Le 6 juin, c’était la première du film documentaire de Pressenza, “Le début de la fin des armes nucléaires”. Pour ce film, nous nous sommes entretenus avec 14 personnes, expertes dans leur domaine, qui ont pu révéler l’histoire du sujet, le processus qui a conduit au traité d’interdiction des armes nucléaires et les efforts actuels pour stigmatiser celles-ci et transformer l’interdiction en élimination. Pour pouvoir faire connaître cette information au monde entier, nous publions les versions intégrales de ces entretiens, avec leur transcription, dans l’espoir que cette information sera utile pour d’autres réalisateurs de documentaires, militants et historiens désirant entendre les importants témoignages enregistrés lors de ces entretiens.

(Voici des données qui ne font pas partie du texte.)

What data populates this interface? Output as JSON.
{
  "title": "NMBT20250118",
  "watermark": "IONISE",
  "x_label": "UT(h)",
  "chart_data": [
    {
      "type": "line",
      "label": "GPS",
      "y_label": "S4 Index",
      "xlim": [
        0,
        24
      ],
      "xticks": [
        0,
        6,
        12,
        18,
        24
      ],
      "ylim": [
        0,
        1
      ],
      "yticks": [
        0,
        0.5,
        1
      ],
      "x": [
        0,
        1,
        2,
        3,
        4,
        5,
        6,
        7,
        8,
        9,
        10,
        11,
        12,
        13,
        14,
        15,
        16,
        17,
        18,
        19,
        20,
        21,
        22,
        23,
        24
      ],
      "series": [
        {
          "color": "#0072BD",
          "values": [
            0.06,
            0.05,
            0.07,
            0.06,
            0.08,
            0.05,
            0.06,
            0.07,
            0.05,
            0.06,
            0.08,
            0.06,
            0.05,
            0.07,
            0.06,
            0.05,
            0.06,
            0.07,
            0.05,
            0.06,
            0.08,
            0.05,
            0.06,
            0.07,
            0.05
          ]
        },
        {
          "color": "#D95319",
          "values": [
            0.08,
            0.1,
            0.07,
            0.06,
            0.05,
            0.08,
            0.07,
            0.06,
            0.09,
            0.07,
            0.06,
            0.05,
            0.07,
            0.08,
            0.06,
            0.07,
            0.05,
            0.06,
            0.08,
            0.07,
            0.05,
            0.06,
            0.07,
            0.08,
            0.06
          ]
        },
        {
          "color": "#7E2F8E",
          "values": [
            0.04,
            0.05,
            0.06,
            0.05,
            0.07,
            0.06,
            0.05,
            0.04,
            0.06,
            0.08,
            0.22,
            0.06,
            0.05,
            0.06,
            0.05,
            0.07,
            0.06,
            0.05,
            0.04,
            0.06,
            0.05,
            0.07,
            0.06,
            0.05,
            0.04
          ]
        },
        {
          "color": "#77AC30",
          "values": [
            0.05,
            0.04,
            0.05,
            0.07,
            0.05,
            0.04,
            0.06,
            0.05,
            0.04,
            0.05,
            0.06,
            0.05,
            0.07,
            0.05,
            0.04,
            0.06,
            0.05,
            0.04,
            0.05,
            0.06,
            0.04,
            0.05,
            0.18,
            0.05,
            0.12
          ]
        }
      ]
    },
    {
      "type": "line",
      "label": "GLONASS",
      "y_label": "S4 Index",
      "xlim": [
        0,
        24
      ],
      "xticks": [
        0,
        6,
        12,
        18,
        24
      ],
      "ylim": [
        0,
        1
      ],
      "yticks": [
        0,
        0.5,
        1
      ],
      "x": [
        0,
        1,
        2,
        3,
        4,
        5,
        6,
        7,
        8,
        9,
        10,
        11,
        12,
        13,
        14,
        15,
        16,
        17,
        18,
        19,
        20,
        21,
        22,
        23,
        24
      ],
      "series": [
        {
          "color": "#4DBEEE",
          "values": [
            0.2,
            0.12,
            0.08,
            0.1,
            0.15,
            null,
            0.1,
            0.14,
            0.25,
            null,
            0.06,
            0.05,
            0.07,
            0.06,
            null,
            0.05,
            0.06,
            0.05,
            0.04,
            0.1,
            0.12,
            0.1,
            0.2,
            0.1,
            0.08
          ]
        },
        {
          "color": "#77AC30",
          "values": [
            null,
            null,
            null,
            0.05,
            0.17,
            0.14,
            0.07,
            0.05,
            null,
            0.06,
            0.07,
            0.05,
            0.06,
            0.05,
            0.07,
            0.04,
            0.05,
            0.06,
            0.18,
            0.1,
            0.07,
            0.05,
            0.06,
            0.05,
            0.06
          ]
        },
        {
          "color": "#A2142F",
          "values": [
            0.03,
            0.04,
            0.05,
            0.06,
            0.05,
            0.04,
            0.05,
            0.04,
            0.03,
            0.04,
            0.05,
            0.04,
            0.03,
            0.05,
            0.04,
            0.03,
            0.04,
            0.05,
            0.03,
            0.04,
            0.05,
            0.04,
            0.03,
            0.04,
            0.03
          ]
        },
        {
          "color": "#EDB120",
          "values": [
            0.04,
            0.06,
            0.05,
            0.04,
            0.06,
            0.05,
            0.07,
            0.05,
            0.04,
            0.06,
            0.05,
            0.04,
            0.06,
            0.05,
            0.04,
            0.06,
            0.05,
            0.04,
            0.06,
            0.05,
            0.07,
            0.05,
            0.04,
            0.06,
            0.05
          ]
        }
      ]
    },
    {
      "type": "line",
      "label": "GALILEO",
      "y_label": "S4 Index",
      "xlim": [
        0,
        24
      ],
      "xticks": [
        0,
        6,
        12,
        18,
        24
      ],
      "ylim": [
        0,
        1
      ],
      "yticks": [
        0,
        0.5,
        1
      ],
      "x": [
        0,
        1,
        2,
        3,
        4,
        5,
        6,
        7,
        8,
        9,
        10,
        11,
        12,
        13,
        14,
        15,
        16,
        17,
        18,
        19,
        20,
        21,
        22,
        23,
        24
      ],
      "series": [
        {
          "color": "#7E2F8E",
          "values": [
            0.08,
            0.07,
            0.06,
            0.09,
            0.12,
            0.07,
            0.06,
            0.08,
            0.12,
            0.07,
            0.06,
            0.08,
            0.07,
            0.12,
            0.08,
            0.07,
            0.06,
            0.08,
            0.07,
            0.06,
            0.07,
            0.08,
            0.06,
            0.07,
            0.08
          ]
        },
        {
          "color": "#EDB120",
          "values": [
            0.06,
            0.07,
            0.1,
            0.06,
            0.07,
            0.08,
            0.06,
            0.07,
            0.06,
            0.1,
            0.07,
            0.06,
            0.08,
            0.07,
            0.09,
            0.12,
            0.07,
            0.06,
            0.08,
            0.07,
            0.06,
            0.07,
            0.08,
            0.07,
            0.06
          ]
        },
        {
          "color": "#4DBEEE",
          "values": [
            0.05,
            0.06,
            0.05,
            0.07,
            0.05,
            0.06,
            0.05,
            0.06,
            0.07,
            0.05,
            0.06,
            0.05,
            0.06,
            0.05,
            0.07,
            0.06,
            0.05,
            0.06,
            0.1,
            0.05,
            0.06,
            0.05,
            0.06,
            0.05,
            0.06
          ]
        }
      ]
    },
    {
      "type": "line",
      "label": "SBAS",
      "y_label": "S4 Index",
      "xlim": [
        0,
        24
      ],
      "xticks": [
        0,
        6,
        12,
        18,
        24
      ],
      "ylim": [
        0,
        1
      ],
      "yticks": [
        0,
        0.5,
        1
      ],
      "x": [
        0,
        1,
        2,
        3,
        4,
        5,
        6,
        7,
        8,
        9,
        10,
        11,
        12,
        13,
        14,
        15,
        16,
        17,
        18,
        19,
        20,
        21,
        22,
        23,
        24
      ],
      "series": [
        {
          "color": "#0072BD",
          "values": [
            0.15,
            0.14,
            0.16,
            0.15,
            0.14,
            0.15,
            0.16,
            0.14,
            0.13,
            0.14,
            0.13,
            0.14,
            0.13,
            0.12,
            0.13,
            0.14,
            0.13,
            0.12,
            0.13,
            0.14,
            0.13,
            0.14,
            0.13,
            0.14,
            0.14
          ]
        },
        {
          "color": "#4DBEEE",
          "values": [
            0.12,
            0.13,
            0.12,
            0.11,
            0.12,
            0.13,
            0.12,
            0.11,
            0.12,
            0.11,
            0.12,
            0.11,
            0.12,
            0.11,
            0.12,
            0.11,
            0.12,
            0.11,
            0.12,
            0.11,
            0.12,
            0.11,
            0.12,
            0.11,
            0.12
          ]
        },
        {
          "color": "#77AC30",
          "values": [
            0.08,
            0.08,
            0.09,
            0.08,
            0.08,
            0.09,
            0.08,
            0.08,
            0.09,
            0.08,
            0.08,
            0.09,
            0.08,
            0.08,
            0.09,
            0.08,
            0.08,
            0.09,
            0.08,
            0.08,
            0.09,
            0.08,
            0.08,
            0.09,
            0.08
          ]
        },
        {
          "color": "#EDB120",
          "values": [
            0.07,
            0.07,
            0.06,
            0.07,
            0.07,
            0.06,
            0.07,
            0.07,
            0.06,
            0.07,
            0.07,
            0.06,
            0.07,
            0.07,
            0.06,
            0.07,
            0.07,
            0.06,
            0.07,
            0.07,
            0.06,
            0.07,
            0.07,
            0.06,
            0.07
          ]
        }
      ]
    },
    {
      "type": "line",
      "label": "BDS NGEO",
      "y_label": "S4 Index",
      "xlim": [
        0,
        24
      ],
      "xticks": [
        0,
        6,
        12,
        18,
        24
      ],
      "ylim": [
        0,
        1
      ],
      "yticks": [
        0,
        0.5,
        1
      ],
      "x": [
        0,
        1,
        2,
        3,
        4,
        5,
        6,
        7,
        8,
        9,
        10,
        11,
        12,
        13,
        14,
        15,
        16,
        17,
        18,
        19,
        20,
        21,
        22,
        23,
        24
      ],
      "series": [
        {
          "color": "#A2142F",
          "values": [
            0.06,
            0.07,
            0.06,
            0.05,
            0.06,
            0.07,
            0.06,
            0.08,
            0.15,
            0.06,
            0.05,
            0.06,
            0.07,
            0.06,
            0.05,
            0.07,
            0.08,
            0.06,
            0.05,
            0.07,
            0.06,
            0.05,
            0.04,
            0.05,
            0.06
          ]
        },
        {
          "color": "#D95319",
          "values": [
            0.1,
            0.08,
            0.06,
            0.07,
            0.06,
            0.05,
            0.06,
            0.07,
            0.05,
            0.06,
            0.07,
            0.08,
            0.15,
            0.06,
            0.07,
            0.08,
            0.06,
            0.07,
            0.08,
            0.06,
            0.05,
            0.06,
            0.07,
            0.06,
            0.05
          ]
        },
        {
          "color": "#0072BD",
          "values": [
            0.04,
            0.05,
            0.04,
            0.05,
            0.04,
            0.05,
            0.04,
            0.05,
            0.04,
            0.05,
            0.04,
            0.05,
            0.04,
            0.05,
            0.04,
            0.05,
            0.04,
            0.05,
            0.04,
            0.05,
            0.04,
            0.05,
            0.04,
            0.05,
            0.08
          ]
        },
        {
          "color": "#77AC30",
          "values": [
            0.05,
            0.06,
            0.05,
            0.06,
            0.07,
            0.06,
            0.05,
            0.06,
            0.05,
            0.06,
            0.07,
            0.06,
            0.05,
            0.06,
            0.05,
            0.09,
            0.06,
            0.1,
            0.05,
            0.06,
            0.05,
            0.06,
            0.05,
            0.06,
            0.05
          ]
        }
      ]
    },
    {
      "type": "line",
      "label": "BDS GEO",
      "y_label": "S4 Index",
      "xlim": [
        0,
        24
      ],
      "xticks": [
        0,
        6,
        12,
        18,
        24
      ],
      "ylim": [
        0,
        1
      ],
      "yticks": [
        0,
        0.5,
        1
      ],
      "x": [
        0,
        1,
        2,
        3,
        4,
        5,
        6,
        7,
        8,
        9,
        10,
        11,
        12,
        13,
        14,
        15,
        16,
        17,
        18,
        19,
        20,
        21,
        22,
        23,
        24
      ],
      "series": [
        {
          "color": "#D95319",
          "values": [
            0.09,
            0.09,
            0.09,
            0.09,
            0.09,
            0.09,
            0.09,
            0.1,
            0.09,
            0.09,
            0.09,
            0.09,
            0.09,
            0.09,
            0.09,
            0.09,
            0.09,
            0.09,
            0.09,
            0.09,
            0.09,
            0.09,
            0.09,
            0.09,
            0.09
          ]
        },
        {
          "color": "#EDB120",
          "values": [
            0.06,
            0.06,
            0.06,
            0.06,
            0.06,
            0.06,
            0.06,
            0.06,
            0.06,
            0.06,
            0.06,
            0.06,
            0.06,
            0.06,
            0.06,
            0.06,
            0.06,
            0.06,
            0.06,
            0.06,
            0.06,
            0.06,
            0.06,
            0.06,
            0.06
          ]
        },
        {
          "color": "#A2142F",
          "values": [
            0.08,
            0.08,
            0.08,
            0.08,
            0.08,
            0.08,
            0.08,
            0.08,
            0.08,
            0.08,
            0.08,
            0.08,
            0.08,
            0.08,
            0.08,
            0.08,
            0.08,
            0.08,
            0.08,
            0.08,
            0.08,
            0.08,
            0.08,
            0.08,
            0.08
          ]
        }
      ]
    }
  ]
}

L’entretien suivant est celui de Tim Wright, coordinateur chez ICAN pour le traité, filmé sous la pluie à Bryant Park, à New York, le 24 septembre 2018.

Nous avons parlé du développement de ICAN, de son attrait pour les jeunes, de l’impact des armes nucléaires en Océanie et Pacifique, et du traité d’interdiction des armes nucléaires.

Questions : Tony Robinson, Vidéo : Álvaro Orús.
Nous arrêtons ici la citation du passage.